Opinion
June 29, 1910.
Thomas W. McArthur, for the appellants.
Jenkins, Kellogg Barker [ J.H. Barker of counsel], for the respondents.
In the complaint in the action plaintiffs claim title and right to possession to lot 21 in a patent granted to James Abeel, August 14, 1786, excepting, however, a piece of land of fifty acres off the west end of said lot and a piece of land supposed to contain one acre from the southwest corner of said lot. It is further alleged that on and prior to the 11th of November, 1908, the plaintiffs were in possession of said premises and the defendants entered into and ousted the plaintiffs from a portion of the said premises, to wit: "A strip along the southerly side thereof, being fifty links wide on the east side of said Lot 21, and gradually tapering as it extends westerly so as to include approximately six-tenths of an acre." It is alleged that defendants so entered upon and ousted plaintiffs from said strip, claiming a right thereto, tore down a fence which plaintiffs had caused to be built along a portion of the southerly side of said lot 21, and also tore down a portion of fence along the highway on said strip which the plaintiffs had caused to be built and cut down some trees. The complaint demands possession of said premises with $100 damages and costs of the action. In the answer the defendants admit "that on or prior to the 11th day of November, 1908, the plaintiffs were possessed of certain premises northerly of the strip of land which it is alleged in the complaint the defendants ousted the plaintiffs from, and alleges upon information and belief that at all the times in said complaint mentioned the defendants were and now are in possession of the premises adjoining upon the south the premises possessed by plaintiffs as aforesaid under a contract of purchase from one Lawrence Pratt and Arthur L. Soper, who are seized of said premises in fee simple absolute, and that the strip of land which it is alleged in the complaint the defendants ousted the plaintiffs from, is a portion of the premises of which defendants are seized and possessed as aforesaid, and that the fence which it is alleged the defendants tore down was situated upon said premises." In the third defense the defendants plead adverse possession, and in the fourth paragraph in the answer the defendants plead adverse possession of the said strip of land at the time of the deed to the plaintiffs.

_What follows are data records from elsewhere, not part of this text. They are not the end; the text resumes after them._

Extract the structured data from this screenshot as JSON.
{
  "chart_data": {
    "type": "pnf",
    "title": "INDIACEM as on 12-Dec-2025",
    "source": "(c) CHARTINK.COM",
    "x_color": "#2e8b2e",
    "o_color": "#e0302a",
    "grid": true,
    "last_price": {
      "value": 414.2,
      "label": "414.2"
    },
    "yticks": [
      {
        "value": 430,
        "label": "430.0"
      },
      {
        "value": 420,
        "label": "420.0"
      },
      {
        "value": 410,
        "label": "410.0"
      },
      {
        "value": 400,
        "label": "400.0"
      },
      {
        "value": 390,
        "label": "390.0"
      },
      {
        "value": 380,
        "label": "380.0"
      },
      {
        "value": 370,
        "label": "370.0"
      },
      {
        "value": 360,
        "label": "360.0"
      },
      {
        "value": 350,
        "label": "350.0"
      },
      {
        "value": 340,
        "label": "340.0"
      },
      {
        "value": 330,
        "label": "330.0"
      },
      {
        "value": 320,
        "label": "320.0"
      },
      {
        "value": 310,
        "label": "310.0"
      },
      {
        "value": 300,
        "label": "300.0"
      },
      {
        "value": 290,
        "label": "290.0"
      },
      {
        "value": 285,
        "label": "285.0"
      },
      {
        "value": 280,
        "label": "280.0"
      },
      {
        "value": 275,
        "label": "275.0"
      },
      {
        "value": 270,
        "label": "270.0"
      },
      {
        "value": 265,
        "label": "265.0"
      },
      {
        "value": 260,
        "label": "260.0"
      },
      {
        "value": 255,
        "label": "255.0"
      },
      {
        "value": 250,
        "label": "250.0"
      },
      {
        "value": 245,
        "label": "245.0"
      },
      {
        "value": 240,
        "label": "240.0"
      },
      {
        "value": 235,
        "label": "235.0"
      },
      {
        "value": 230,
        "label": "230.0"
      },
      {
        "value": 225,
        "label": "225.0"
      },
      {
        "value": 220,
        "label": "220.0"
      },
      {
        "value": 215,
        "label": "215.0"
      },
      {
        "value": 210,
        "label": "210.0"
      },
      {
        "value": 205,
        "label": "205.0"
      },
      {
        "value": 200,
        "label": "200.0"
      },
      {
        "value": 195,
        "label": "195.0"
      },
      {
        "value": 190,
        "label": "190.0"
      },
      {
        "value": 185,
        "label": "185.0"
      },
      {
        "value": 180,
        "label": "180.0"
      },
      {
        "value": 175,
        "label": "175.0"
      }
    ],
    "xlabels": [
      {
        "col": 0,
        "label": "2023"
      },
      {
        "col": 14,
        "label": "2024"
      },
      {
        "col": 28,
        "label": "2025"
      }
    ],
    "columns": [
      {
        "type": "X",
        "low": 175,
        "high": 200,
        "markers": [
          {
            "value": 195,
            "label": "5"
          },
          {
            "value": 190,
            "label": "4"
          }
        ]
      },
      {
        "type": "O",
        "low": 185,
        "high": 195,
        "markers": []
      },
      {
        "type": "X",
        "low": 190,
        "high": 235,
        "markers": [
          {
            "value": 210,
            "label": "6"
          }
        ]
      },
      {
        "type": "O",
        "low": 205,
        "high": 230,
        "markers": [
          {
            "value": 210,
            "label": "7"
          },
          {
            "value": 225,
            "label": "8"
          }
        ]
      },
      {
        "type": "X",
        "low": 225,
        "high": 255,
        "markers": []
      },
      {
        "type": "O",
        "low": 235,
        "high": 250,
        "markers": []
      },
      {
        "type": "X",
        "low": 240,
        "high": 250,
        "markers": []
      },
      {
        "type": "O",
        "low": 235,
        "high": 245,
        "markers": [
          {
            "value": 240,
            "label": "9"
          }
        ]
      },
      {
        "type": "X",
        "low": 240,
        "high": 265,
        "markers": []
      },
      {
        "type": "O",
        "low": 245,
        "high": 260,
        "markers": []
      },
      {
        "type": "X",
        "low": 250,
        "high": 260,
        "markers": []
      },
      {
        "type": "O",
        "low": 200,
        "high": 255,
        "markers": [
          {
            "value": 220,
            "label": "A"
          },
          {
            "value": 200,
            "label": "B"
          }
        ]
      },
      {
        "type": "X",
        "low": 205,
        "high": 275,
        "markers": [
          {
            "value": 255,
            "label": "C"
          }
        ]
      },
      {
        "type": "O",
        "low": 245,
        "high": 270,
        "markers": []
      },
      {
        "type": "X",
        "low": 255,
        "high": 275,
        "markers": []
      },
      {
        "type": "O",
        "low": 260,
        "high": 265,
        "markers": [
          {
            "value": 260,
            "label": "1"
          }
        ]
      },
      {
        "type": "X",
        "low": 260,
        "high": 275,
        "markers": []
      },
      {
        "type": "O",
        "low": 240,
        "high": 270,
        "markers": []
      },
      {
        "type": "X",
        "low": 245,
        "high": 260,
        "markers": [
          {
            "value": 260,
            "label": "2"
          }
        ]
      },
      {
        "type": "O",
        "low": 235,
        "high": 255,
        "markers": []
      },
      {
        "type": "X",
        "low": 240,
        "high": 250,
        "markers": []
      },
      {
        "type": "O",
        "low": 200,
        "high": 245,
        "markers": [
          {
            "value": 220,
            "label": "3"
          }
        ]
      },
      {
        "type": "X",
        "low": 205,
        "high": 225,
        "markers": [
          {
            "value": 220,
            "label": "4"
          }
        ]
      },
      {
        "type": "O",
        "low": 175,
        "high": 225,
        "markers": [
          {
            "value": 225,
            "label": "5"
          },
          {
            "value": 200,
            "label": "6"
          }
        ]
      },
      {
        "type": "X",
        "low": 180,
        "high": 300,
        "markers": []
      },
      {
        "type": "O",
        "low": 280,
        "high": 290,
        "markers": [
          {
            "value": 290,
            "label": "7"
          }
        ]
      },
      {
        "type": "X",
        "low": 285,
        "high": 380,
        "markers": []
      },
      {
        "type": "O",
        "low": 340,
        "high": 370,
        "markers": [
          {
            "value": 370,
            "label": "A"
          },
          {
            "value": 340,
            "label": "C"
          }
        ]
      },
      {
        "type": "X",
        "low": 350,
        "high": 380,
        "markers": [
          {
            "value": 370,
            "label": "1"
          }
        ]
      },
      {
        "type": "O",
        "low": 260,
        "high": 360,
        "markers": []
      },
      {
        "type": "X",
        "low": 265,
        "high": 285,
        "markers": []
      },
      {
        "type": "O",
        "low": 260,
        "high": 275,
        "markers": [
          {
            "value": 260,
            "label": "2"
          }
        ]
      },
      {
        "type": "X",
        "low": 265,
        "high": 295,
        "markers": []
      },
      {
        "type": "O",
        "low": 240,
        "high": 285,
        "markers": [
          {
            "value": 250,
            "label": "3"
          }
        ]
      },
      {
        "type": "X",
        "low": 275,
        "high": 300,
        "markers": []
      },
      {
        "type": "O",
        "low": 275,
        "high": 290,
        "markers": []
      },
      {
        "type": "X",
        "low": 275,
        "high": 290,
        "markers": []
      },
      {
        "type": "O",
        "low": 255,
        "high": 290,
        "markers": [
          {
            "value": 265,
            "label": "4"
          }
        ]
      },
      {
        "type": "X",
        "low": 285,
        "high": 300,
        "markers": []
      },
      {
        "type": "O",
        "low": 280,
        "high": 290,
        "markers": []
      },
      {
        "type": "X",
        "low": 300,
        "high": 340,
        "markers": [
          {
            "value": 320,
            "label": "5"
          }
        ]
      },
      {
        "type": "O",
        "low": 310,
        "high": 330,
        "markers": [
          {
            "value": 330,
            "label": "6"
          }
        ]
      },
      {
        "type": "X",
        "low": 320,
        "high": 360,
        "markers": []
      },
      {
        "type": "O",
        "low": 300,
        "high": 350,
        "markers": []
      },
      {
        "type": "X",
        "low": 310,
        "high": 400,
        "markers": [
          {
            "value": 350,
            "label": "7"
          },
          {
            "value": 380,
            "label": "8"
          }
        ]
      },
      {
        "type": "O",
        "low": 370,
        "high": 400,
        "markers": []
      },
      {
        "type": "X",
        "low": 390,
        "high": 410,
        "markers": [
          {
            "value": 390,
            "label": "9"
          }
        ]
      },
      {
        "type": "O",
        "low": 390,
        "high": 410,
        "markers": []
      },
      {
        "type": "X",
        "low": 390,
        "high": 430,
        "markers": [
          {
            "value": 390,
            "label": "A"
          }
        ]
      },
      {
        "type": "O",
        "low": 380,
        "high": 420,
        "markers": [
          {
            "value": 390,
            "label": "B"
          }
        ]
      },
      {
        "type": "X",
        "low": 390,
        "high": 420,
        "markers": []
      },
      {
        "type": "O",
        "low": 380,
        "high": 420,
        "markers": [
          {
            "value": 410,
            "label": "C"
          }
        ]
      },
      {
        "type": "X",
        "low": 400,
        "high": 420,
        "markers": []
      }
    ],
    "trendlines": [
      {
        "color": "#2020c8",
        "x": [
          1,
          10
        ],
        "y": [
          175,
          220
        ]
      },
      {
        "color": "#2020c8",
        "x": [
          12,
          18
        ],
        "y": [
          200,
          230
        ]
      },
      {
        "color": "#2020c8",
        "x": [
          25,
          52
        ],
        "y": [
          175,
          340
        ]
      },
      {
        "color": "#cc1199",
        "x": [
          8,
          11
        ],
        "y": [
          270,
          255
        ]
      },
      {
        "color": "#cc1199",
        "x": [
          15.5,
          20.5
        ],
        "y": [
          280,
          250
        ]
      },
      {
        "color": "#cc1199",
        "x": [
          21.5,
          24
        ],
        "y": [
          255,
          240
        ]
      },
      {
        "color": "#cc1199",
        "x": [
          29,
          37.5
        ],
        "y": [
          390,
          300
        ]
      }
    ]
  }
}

Upon the trial the proof showed the line as claimed by the plaintiffs. Upon that line was an old fence, which was torn down by the plaintiffs and a new one placed thereupon. This new fence, or part thereof at least, was torn down by the defendants, who claim that it was put over upon their land in some places four or five feet. It seems that the boundary line was through woodland and upon a side hill sloping toward the north, where plaintiffs' land was situated. In some places the fence had slipped down the hill two, three, four or five feet, so that the old fence was not in a straight line, but was somewhat irregular. In building the new fence the plaintiffs had straightened out the crooks in the line. Under these pleadings and upon these facts proved, the trial court dismissed the complaint, holding that the old fence had been acquiesced in for over thirty years, and was, therefore, the boundary line between the premises, and that the act of the defendants in tearing down that part of the new fence which was in fact upon the line was an act of trespass, and that no ouster had been shown which authorized an action of ejectment.
This ruling of the trial court can hardly be sustained in view of the pleadings. The complaint alleged an ouster by defendants from a strip of land in lot 21, which was fifty feet on one end and ran to a point upon the other, containing about six-tenths of an acre. This ouster was admitted in the answer, and the defendants claim the right to possess the same. Upon this admission, in view of the conceded facts on the trial, the plaintiffs were entitled to a judgment of ejectment, ejecting defendants from this strip of land, and the judgment of nonsuit must be reversed.
Upon the new trial, which must be ordered, the question will again arise as to the right of the plaintiffs to straighten his line in replacing the old fence with a new fence. A line acquiesced in for more than twenty years is without doubt to be deemed the boundary line between adjoining owners. If, however, by reason of the slope of the ground, the fence has sagged for a few feet, failure to straighten that fence upon a side hill and through woodland can hardly be deemed such an acquiescence as will bar the right of either party to put the fence upon the undisputed legal boundary line, although the straightening of the line may vary for a few feet the line of the old fence. In other words, it cannot be that in repairing a line fence in such country the new fence must follow all the little irregularities of the old fence, where the line is undisputed and where the line of the old fence has been changed by reason of the falling away of the fence by reason of the irregularity of the ground. It is only these irregularities, however, that can be thus corrected, and only in these minor particulars can the boundary line of the fence, as acquiesced in for twenty years, be departed from.
I recommend that the judgment be reversed and a new trial granted, with costs to appellants to abide the event.
All concurred.
Judgment reversed and new trial granted, with costs to appellants to abide event.